1. Anasayfa
  2. Danıştay 6. Dairesi Kararları

Danıştay 6. Dairesi E: 1992/2241 K: 1993/2069 T: 25/05/1993


Islah imar planı yapılacak yerlerin 2981/3290 sayılı yasaya ilişkin uygulama yönetmeliğinin 20.maddesinde gösterildiği

Dava, davacıya ait 561 parsel ile bitişiğindeki 560 parsel sayılı taşınmazın 2981/3290 sayılı Yasanın 10/C maddesi uyarınca düzenlemeye tabi tutulmasına ilişkin işlemin iptali istemiyle açılmış, İdare Mahkemesince, davacının düzenlemeden önce 10.000 m2 olan yerine karşılık, %18 oranında düzenleme ortaklık payı düşüldükten sonra yeni oluşan ve mesleki teknik öğretim alanında kalan 3298 m2’lik 2 sayılı parselden 727 m2’lik pay verildiği, kalan kısmın ise bedele dönüştürüldüğü, park alanında ya da mandıra yerinde kaldığı şeklinde davalı idarece çelişkili ifadeler kullanıldığı, bu haliyle düzenleme işleminin anılan Yasa kuralına uygun olarak yapılmadığı kanısına varıldığı belirtilerek işlem iptal edilmiş, bu karar davalı idarece temyiz edilmiştir.

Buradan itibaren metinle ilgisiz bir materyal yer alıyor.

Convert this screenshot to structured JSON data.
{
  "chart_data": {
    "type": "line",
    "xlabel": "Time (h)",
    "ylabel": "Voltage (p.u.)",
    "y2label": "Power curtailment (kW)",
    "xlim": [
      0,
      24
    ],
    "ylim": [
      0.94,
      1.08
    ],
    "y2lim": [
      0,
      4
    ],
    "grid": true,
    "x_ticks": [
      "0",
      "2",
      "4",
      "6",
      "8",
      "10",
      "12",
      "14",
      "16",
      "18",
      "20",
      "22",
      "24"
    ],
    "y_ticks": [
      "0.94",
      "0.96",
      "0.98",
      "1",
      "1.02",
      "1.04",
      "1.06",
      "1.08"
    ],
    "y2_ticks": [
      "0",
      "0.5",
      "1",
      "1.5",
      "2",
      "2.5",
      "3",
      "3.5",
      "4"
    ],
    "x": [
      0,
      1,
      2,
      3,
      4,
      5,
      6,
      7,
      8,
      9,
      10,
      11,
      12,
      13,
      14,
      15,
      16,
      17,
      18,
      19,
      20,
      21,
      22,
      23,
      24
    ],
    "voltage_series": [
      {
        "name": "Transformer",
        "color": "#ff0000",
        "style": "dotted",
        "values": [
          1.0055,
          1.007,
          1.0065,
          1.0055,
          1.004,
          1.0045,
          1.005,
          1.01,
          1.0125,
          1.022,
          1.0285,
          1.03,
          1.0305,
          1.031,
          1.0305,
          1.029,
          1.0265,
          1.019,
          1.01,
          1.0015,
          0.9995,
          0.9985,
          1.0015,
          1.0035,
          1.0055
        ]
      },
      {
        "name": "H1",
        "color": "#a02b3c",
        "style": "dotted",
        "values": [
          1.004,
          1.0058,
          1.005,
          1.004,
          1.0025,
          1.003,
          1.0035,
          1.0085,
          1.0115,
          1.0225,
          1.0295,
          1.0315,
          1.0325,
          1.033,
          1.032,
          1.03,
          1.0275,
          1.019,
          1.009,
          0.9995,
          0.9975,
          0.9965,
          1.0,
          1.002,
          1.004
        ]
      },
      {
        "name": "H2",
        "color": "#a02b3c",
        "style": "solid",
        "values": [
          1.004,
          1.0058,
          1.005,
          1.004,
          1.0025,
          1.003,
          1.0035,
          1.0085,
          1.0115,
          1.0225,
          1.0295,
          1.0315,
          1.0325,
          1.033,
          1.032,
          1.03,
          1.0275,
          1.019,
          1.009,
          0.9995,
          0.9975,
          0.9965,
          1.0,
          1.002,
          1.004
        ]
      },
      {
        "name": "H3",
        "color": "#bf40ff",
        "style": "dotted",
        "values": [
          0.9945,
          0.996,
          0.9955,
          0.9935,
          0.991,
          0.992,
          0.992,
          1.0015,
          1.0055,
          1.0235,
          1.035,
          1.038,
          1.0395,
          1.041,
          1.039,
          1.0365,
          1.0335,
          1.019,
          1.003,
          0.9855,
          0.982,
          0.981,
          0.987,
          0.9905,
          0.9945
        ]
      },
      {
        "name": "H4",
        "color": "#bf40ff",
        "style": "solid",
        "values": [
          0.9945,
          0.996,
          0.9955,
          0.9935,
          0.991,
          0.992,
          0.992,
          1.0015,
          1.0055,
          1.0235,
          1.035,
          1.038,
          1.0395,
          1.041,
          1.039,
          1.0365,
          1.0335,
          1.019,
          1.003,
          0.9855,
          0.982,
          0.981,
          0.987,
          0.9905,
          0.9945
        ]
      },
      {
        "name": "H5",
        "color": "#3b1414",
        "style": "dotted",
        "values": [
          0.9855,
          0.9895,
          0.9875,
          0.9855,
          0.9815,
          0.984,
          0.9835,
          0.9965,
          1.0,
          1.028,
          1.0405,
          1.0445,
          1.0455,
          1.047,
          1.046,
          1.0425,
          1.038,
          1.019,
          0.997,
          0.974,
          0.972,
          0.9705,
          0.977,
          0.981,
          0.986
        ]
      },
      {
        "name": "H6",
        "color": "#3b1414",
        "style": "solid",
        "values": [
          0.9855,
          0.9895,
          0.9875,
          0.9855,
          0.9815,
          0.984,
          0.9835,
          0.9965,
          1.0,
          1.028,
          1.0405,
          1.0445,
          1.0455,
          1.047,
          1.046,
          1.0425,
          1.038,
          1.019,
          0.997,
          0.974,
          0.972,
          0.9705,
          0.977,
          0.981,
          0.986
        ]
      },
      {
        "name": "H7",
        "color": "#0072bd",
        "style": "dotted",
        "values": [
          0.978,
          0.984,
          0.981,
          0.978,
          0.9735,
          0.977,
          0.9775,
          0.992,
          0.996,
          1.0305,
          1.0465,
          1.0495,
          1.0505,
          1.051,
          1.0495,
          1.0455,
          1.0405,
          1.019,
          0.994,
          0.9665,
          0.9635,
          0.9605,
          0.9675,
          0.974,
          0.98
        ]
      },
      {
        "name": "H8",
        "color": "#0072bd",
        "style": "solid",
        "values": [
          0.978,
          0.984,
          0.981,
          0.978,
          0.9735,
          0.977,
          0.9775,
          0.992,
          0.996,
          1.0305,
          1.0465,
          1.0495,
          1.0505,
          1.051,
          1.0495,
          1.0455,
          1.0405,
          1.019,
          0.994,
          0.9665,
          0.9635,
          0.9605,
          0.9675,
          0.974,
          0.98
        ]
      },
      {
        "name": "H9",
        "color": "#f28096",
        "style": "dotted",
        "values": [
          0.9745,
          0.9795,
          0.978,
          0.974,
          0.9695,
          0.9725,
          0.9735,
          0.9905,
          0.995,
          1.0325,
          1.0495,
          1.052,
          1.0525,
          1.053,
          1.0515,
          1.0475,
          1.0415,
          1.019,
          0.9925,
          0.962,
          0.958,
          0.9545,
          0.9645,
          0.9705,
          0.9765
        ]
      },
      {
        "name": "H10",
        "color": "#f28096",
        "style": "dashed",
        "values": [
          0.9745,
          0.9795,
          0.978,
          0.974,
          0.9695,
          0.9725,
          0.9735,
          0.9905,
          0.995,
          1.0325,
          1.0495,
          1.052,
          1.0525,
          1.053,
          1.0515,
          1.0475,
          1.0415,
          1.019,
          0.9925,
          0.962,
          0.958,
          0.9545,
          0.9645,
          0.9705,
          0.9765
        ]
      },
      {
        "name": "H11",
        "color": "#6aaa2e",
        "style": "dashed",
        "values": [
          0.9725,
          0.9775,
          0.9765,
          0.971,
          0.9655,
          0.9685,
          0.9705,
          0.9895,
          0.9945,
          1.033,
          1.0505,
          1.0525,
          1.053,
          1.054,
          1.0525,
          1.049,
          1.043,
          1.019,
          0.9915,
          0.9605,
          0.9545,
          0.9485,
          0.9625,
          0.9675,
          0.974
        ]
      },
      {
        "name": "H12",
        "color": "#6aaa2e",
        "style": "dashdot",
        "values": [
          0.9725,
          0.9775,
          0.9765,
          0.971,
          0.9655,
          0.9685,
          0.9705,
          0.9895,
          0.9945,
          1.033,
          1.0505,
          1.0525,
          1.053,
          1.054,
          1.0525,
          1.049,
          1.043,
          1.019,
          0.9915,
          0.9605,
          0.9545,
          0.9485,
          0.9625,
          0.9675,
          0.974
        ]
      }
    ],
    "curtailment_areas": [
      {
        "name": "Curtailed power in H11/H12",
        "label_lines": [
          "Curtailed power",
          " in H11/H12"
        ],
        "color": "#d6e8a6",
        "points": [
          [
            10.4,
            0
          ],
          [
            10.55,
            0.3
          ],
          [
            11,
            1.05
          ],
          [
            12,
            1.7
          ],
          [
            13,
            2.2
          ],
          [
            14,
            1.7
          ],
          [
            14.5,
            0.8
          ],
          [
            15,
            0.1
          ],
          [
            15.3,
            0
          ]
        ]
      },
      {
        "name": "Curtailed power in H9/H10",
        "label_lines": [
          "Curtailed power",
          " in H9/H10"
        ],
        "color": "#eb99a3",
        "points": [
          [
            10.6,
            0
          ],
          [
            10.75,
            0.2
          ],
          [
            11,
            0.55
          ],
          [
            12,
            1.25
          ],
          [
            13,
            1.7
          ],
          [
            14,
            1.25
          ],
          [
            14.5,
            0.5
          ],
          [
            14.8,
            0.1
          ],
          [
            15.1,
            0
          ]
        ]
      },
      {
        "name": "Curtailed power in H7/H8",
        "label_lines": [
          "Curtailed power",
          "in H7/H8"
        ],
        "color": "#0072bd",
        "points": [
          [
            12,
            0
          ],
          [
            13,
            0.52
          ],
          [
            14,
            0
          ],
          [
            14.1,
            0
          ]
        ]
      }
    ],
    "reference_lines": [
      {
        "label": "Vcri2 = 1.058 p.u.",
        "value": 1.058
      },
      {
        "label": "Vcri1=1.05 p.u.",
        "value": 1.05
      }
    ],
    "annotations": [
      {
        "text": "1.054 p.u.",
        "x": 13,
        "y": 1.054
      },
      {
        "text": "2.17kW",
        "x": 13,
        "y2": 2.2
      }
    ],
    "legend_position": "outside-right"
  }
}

Dosyasının incelenmesinden düzenlemeye alınan 560 ve 561 sayılı parsellerin tamamının imar planında okul alanı ve yeşil alanda kaldığı anlaşılmaktadır.

2981/3290 sayılı yasanın uygulama yönetmeliğinin 20.maddesi uyarınca ıslah imar planı yapılacak yerlerin, bir yerleşme alanı yada yapı topluluğu niteliği kazanmış gecekondu alanı, üzerinde imar mevzuatına aykırı yapılar bulunan hisseli arsa veya arazi, imar planı ve mevzuat hükümlerine aykırı yapılanmalar bulunan ve bu nedenle imar planının uygulama kabiliyeti kalmamış olan alan, ıslah imar planı olabilecek nitelikleri taşımadığı belediye yada valilikçe belirlenen, özel parselasyon planı bulunan alan olması gerekmekte olup bu nitelikleri taşımayan uyuşmazlık konusu alanda 2981/3290 sayılı Yasanın uygulanması nedenleri de davalı idarece açıklığa kavuşturulmamıştır.

Bu durumda dava konusu işlemin yukarıda özetlenen gerekçeyle iptali yolundaki temyize konu İstanbul 6.İdare Mahkemesinin 20.12.1991 günlü, 1991/2324 sayılı kararında, 2577 sayılı İdari Yargılama Usulü Kanununun 49.maddesinin 1.fıkrasında sayılan bozma nedenlerinden hiçbirisi bulunmadığından bozma istemi yerinde görülmeyerek anılan mahkeme kararının yukarıdaki gerekçede eklenerek onanmasına karar verildi.